Thursday 28 July 2022

+1 maintenance report

Thanks to sickness and leave and other interruptions I didn't get a whole lot done in my shift, and I didn't do a very good job of recording the things I did do I'm afraid.

# ffmpeg 5

I spent a while looking at the ongoing ffmpeg 5 transition and it's a huge mess. ffmpeg itself has now migrated but there are a pretty large set of packages on NBS depending on the old ffmpeg libraries. Dan did a great job of sorting out all the easy and easy-ish stuff here but most (all?) of the remaining packages seem to require at best moving to much newer upstreams than are present in the archive or at worse extensive upstream work (some packages may be able to be built without ffpmeg support until upstream catches up, which degrades functionality but might be worth doing as a stop gap). I feel like at this point it is not really something that is suitable for +1 maintenance work. Unless someone who already has experience with ffmpeg can devote an entire shift to it, I'm not sure what our plan should be.

# opencv

This is the other big in progress transition. I don't really know what the hold up is here: it seems that opencv is failing to build on armhf and arm64 due to infrastructure issues?

# simpler NBS stuff

vzctl was the only package depending on libcgroups1. I uploaded a no-change rebuild and it migrated.

astrometry.net's failing autopkgtests were the only thing keeping libnetpbm10 files around. Steve had patched astrometry.net's dependencies to point at libnetpbm11-dev but an include path fix was also needed, which I uploaded.
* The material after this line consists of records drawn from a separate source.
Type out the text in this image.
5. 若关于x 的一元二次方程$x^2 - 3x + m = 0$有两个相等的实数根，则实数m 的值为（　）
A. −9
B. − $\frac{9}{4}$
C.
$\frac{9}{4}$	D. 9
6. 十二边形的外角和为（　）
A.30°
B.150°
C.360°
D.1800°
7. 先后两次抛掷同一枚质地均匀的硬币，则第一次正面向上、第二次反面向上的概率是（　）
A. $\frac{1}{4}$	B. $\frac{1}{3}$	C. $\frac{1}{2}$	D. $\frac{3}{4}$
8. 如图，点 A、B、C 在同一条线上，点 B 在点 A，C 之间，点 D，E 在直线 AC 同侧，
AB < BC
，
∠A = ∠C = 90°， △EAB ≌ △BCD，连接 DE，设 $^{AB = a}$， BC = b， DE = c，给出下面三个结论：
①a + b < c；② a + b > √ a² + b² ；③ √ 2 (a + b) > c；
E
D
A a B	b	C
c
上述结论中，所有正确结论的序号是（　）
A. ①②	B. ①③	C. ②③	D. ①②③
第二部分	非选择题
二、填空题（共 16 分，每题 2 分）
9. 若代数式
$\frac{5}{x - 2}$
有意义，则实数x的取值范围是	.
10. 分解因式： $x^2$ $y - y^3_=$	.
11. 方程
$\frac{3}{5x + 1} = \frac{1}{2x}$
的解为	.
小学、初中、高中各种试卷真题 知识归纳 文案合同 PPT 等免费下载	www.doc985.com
autofdo (last package depending on libgoogle-glog0v5) ftbfs, probably because our llvm is too new. Upstream /may/ have this fixed in git, unfortunately in an omnibus commit with the message "Update to the latest internal version." I suspect the two sensible options here are to just take upstream git as a new upstream version or remove the package (it has no rdeps).

gst-plugins-bad1.0: some tests time out on arm64. I don't know why -- the build completes in <15 minutes on all other architectures.

There is some stuff on NBS due to a ldc transition: r-to-d, appstream-generator, tilix, etc. AFAICT all of these packages have been removed from Debian testing and I guess we should follow along.

The 'apertium' source package changed the name of the binary package for its library part and apertium-recursive needed a no-change rebuild to pick this up.